この敗戦ののち、伊東氏はすっかり内部の統制を失って抗争が相次ぎ、北からは土持氏にも攻められてしまった。
そんな伊東氏と義祐に島津氏の攻勢を支える力はなく、1577年(天正5年)、義祐は日向を捨てて逃亡してしまうのだった。
義祐は母の兄という血筋を頼って豊後の大友宗麟(義鎮)のところへ逃れた。
この頃の宗麟は西欧からもたらされたキリスト教思想に心酔し、周辺勢力を平らげてのキリスト教国家建設への理想に燃えていたから、日向侵攻の大義名分が生まれたこの情勢変化は渡りに船だったのかもしれない。

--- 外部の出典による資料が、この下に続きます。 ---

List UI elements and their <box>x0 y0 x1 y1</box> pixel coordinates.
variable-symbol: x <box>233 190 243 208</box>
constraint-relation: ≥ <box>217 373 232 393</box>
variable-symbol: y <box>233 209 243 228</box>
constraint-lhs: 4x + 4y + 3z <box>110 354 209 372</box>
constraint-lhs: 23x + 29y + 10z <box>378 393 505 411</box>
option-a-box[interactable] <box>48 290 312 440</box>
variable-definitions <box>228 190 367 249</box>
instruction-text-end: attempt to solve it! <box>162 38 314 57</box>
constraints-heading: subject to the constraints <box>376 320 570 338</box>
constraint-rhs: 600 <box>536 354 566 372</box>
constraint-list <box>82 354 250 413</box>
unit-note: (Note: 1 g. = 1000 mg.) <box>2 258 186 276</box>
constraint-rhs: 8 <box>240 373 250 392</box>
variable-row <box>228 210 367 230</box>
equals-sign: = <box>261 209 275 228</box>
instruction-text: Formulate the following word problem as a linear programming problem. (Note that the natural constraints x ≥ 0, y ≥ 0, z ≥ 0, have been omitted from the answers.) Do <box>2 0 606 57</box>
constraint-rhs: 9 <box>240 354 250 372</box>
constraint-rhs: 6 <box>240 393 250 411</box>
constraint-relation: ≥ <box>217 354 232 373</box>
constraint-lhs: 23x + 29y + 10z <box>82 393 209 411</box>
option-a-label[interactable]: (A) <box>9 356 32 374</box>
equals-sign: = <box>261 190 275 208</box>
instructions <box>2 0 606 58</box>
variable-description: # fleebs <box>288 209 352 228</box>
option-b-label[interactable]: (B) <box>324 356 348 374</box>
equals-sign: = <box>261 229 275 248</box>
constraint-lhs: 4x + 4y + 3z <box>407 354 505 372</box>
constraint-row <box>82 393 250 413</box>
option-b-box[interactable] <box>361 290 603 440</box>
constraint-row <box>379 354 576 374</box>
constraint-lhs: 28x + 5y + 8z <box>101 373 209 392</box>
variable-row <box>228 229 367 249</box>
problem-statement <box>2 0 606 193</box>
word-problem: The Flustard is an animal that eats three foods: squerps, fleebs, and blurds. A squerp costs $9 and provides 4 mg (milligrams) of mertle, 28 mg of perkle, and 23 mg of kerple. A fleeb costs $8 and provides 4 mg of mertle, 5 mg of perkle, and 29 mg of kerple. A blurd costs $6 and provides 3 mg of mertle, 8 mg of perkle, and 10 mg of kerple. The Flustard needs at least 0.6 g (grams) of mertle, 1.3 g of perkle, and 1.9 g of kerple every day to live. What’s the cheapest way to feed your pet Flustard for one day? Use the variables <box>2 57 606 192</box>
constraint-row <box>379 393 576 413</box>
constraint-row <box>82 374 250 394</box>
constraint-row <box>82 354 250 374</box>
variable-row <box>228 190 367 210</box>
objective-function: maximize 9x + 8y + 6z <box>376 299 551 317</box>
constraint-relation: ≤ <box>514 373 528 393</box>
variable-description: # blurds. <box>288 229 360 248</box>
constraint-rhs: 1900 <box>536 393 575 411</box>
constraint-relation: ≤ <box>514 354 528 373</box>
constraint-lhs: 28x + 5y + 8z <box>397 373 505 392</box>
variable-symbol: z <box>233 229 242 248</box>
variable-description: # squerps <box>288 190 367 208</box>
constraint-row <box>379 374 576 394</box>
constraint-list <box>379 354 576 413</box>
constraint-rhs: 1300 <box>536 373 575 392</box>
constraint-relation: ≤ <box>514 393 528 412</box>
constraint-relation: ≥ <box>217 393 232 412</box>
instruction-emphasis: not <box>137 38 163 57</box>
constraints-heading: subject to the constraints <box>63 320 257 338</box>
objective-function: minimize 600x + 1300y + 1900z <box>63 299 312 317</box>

義祐を迎え入れ、大軍を率いて日向に進んだ。義祐はこれに従軍したとも、あるいはしなかったともいう。
だが、島津は強かった。天正6年、大友軍は「耳川の戦い」で大敗し、この戦い以後、島津・大友のパワーバランスははっきりと島津側に偏った。そして義祐の希望もまた儚く消えたのである。
放浪の末の再興とその後の伊東氏
耳川の戦いの後、義祐は大友氏のもとに長くは残らなかった。息子の祐兵(1559―1600)とともに伊予(愛媛県)へ、そして播磨姫路へと移り、そこで祐兵は羽柴(豊臣)秀吉と出会った。
この出会いが、伊東氏の運命を大きく動かしていく。
ただ、義祐自身は秀吉には会わなかった、という。
相手は足軽上がり、自分は元とはいえ大名で、しかも朝廷から従三位に叙せられた男である。誇りが許さない。しかし一族再興のために祐兵は会うべきだ――プライドと現実がない混ぜになった義祐の心中がこのような振る舞いを取らせたのであろう。
祐兵は秀吉に仕え、秀吉が亡き織田信長の仇を討った「山崎の戦い」で戦功を上げ、500石を得ている。その後、次々と勢力を拡大していく秀吉の姿に、祐兵はその力を借りての島津打倒を夢見たのではないか。
だが、義祐はその実現を見ることはなかった。瀬戸内のあちこちを転々とした末、自ら衰えを自覚したか、息子のいる大坂に向かったが、乗った船の者たちに見捨てられて堺の浜辺で行き倒れた。そこを息子の家のものが見つけ、そのまま大坂で死んだ、という。天正13年のことである。
死んだ父に代わり、祐兵が一族の本願をかなえたのは天正15年のことである。
秀吉軍の九州攻めにおいて、祐兵は東ルートで九州を南下する黒田官兵衛(孝高・如水)の軍を先導し、日向に戻ってきた。飫肥城に入って旧領を回復したのは翌天正16年のことだ。
文禄・慶長の役においてはほかの九州勢と同じく朝鮮へ出兵し、関ヶ原の戦いでは戦前から徳川家康と誼を通じていた。
しかし、祐兵自身は病に倒れており、後継ぎの祐慶(1589―1636)が九州において徳川方の東軍として活躍した。そのため戦後も旧領を安堵され、飫肥藩5万7千石余の外様大名として江戸時代に入っている(のち5万1千石)。
江戸時代後期には極度の財政危機に苦しんだ。
林業の開発に成功し、飫肥杉ブランドを確立、またこれを貧民の救済に結びつけたもののやはり根本的な解決にはならず、幕末になって藩士の家禄3分の1を削減している。
幕末の動乱では近隣の薩摩藩より布告を受けて新政府側についた。